The second question I want you to answer is…Is God Lord of your life? Is he Lord? We read, "In the beginning, God created the heavens and the earth." Psalm 24:1 says, "The earth is the Lord's, and everything in it, the world, and all who live in it…" God is sovereign. He is King. He's a God who just speaks and the impossible happens. Does his word have that type of authority in your life that when he speaks you respond? That's the place he deserves.

God will never just settle for being your Savior when he is the King of Kings and Lord of Lords. Kings reign. Is he reigning in your life? My encouragement to you is before you leave, surrender to him. Before you leave, just open up your hands to him and say, "You get to rule. You get to reign. I exist for you. You don't exist for me."

I'll just close by saying this. Some of you hear this, and you came in this morning without a real relationship with God. I'm so glad you're here, but for you, maybe where it starts is realizing that your soul is chaotic, just like the deep waters before the Spirit of God began to work and move. Your soul is chaotic, yet God has moved in near to us, and he brings peace and order to the chaos of our lives.

Maybe your life is chaotic because you have been looking everywhere for satisfaction. You've tried work. You've tried success. You've tried money. You've tried romantic love. You've tried sex. You've tried all of these different things, looking for life, looking for satisfaction. You're on this chaotic search for meaning and satisfaction, yet Jesus Christ is moving and near to you this morning, and he wants to bring order to your chaos. He is introducing himself to you this morning, saying, "I want to be your Savior, and I want to be your King."

Blaise Pascal, French mathematician, says, "There is a God-shaped vacuum in the heart of each man, which cannot be satisfied by any created thing but only by God the Creator, made known through Jesus Christ." If that's you, before you leave today, would you do business with him? Would you surrender to him? Your view of God will determine your response to him. May we be people this week who fight for the biggest view possible because "In the beginning, God created the heavens and the earth." Let's pray together.
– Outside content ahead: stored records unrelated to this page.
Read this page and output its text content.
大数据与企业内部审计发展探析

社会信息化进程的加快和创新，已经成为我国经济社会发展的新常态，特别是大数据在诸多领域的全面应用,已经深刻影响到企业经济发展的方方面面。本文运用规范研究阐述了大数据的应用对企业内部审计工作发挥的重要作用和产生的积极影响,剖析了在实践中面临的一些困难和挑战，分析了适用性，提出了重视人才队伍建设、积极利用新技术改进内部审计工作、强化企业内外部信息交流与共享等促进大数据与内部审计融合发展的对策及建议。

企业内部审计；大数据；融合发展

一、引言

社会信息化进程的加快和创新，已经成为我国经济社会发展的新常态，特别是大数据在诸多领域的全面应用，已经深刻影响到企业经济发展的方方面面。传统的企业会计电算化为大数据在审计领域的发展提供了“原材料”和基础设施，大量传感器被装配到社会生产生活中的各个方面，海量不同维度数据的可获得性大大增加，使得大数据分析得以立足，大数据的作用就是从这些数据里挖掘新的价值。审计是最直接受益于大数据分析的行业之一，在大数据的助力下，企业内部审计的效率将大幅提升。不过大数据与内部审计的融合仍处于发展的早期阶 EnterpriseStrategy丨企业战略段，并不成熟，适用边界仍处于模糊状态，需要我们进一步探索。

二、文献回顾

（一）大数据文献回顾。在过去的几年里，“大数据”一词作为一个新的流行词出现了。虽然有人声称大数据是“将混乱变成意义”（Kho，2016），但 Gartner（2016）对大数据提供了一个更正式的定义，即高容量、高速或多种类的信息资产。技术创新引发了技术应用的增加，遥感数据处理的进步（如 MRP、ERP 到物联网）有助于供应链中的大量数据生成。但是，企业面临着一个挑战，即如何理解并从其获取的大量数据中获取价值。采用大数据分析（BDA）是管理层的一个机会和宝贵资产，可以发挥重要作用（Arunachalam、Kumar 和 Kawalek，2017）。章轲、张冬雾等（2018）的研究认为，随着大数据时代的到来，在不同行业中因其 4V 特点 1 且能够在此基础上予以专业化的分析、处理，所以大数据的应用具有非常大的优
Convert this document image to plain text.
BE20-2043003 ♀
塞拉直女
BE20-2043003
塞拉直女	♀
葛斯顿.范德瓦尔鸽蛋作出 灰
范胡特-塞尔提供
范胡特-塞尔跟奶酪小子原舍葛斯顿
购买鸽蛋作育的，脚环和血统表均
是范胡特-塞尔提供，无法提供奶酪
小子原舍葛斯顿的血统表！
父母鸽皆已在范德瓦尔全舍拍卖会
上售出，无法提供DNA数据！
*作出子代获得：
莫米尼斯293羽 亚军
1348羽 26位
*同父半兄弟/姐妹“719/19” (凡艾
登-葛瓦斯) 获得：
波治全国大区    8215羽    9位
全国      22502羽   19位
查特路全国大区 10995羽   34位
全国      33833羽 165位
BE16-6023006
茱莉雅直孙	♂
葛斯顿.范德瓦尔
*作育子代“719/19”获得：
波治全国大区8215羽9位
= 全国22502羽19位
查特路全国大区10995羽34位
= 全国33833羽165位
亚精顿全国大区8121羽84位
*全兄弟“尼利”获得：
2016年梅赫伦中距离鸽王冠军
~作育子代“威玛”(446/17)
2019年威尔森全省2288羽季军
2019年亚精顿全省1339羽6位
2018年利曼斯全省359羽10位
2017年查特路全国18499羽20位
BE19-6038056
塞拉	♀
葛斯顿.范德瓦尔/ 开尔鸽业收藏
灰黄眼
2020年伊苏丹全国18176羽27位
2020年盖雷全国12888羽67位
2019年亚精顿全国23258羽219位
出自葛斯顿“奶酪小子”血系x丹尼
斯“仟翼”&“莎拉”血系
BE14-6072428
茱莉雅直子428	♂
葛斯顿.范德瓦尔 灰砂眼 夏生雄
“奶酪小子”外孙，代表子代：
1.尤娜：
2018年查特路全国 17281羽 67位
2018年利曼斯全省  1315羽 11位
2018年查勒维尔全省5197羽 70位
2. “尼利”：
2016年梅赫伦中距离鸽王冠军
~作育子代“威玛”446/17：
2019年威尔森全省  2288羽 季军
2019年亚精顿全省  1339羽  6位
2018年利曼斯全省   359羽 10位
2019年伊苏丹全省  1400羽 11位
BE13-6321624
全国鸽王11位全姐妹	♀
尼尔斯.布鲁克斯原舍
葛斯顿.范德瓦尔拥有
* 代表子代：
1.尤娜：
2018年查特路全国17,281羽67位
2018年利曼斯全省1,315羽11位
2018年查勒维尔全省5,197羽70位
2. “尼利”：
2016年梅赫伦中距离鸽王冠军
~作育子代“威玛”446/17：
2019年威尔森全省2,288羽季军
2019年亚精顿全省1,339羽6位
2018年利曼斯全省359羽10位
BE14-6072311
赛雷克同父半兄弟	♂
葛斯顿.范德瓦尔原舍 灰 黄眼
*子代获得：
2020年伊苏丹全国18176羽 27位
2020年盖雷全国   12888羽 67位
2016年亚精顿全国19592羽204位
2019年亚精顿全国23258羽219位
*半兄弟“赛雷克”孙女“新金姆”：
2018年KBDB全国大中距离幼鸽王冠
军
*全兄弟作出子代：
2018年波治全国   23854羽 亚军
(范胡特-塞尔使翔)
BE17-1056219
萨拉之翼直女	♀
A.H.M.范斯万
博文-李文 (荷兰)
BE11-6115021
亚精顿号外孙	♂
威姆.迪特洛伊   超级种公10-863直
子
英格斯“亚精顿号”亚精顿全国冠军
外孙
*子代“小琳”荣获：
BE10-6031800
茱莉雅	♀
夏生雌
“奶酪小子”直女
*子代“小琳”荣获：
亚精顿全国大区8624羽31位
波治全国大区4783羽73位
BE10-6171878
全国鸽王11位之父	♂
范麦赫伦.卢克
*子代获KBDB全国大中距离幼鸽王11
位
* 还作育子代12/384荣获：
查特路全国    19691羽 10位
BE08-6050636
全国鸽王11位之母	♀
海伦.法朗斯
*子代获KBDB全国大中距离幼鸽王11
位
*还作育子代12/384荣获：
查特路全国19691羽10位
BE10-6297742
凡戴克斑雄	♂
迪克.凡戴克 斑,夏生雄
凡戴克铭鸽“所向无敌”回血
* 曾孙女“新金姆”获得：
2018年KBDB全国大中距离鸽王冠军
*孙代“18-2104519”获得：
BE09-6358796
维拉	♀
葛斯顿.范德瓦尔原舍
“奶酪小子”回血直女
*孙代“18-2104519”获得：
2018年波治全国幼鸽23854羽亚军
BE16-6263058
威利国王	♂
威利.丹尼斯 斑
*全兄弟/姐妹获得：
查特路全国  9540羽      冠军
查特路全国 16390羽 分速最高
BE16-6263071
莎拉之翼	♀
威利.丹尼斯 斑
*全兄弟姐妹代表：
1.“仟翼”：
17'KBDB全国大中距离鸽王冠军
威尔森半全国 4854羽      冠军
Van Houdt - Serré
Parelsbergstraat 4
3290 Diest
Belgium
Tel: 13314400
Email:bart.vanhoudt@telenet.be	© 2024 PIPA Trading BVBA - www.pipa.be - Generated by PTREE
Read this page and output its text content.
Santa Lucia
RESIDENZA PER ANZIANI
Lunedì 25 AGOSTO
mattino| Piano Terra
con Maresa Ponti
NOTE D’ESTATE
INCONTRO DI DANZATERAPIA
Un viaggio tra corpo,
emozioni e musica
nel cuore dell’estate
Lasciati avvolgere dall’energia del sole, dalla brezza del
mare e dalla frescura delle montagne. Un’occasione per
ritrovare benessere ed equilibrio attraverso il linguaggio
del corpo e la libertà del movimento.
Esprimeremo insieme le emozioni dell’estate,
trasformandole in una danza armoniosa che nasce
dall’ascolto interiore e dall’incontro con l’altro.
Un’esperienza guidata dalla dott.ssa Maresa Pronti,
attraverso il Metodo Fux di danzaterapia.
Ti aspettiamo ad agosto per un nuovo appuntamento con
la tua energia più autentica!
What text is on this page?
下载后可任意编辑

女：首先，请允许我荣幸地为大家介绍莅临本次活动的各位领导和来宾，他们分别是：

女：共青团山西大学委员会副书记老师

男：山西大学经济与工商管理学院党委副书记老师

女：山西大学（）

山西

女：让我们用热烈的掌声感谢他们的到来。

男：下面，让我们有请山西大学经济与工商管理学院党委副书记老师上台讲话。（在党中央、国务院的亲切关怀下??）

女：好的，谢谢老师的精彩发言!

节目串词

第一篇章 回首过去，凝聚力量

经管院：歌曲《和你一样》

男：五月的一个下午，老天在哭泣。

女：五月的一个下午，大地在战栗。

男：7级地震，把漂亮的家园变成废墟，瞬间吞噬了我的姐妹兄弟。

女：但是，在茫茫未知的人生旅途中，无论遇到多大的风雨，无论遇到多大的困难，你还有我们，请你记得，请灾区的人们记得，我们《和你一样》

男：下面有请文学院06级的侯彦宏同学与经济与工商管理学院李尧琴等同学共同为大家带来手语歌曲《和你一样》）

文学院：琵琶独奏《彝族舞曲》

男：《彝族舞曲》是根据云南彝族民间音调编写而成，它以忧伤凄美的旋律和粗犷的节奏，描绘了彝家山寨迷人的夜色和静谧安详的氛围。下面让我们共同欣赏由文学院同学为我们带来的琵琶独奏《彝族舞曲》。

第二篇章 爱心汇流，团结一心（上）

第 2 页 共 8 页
Lord Jesus, I pray that you would just have your way in this place today, that we would be men and women who recognize exactly who you are, that you are the Lord of all creation, that you are the one who spoke, and everything appeared. God, just as you rule over creation, just as creation has responded to your authoritative voice, may we open up our lives and allow you to speak in right now, and as you speak, may we respond because you're worthy of our lives.

God, would you adjust our view of you? Wherever we're believing lies, may we see the truth, and may we respond because you're worthy, and may our worship be more authentic because we worship you out of a heart that has seen you for who you truly are. We need you. We love you. In Jesus' name, amen.